Luke Holden

Astrophysics PhD student

SCIENCE BLOG - Paper: Outflow densities and ionisation mechanisms in the NLRs of the prototypical Seyfert galaxies NGC 1068 and NGC 4151

Luke Holden - 8th June 2023

I'm pleased to announce that the second first-author paper of my PhD has been accepted for publication in MNRAS. Here, we used archival HST/STIS optical spectroscopy to investigate the energetics and ionisation conditions of the AGN-driven outflows in the inner (r<160pc) narrow line regions of the prototypical Seyfert galaxies NGC 1068 and NGC 4151.

The pre-print of the paper is available on arXiv, here.

Our aim here was to robustly determine crucial outflow properties - which have significant effects on derived outflow energetics (and hence the impact on host galaxies) - and compare our results to those of other methods that have been applied to these objects in the past. Principally, we measure high electron densities (log(ne[cm^-3])>3.5), and subsequently calculate modest outflow energetics. This is consistent with the results of previous complex multi-component photoionisation modelling, and reinforces the need for electron density diagnostics that are sensitive to a wide range of densities.

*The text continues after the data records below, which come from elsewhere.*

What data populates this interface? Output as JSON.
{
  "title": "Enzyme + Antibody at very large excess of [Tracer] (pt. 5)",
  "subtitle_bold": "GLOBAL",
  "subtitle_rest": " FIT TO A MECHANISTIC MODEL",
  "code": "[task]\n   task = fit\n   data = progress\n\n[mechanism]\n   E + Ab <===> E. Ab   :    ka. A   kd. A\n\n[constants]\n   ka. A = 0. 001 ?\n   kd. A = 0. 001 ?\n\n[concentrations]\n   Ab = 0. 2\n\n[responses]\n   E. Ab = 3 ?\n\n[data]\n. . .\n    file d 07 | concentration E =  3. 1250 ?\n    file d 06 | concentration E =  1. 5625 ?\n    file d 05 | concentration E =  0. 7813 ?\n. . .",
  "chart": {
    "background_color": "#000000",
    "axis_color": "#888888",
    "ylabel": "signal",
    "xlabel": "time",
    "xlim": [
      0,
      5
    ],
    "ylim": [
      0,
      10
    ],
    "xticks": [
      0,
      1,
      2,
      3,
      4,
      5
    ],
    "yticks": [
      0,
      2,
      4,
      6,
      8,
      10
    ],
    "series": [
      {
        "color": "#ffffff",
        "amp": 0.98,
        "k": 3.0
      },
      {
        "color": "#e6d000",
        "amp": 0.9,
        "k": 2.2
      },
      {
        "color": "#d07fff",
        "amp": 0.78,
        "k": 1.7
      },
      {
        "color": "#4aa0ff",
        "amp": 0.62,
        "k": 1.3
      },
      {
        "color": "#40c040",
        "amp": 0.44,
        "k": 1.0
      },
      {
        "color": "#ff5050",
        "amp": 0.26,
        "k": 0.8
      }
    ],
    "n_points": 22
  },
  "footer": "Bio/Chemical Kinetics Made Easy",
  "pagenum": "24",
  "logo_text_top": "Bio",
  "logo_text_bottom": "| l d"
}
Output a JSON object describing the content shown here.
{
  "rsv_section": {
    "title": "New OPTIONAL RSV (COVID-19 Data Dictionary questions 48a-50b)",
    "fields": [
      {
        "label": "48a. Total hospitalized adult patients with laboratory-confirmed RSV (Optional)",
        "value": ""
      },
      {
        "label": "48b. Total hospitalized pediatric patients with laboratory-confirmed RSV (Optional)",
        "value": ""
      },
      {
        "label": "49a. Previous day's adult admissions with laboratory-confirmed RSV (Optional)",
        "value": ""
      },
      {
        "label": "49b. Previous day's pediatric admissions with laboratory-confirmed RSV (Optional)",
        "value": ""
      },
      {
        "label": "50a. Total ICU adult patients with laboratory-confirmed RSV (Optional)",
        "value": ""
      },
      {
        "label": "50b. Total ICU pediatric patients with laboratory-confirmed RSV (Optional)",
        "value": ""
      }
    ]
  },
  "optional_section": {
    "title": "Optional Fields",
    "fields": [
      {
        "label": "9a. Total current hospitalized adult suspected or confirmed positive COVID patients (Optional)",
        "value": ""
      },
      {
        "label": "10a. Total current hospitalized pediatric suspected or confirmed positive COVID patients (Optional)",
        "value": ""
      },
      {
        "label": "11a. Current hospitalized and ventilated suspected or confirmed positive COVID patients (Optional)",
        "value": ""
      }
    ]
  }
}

Furthermore, we use multiple diagnostic diagrams to investigate the ionisation of the warm ionised (~10,000K) and high-ionisation (>100eV) gas, which appears to be photoionised in both objects. Despite this, we note that the outflows have similar spatial extents to the radio structure, which would be expected if they are accelerated by the AGN radio jet. We highlight that this demonstrates the need for care when using ionisation mechanisms as proxies for outflow acceleration mechanisms. Moreover, we interpret our results for NGC 1068 in the context of the ionisation structures of the outflowing clouds, which we argue further supports the use of higher critical-density diagnostics when measuring the true impact of AGN-driven outflows.

Finally, we combined our results with those for the Seyfert 2 IC 5063 (presented in my last paper), we show that, despite all three objects being Seyfert galaxies, the ionisation conditions and outflow properties vary significantly.

In the future, I hope to expand on this work by performing similarly detailed studies of the inner regions of a larger sample of nearby Seyfert galaxies. Ideally, this would include multi-wavelength, multi gas-phase observations that quantify the full impact of the narrow line region outflows. In fact, I am grateful to have recently had a VLT/Xshooter proposal accepted to perform such observations of NGC 1068, which will likely form the next stage of this project.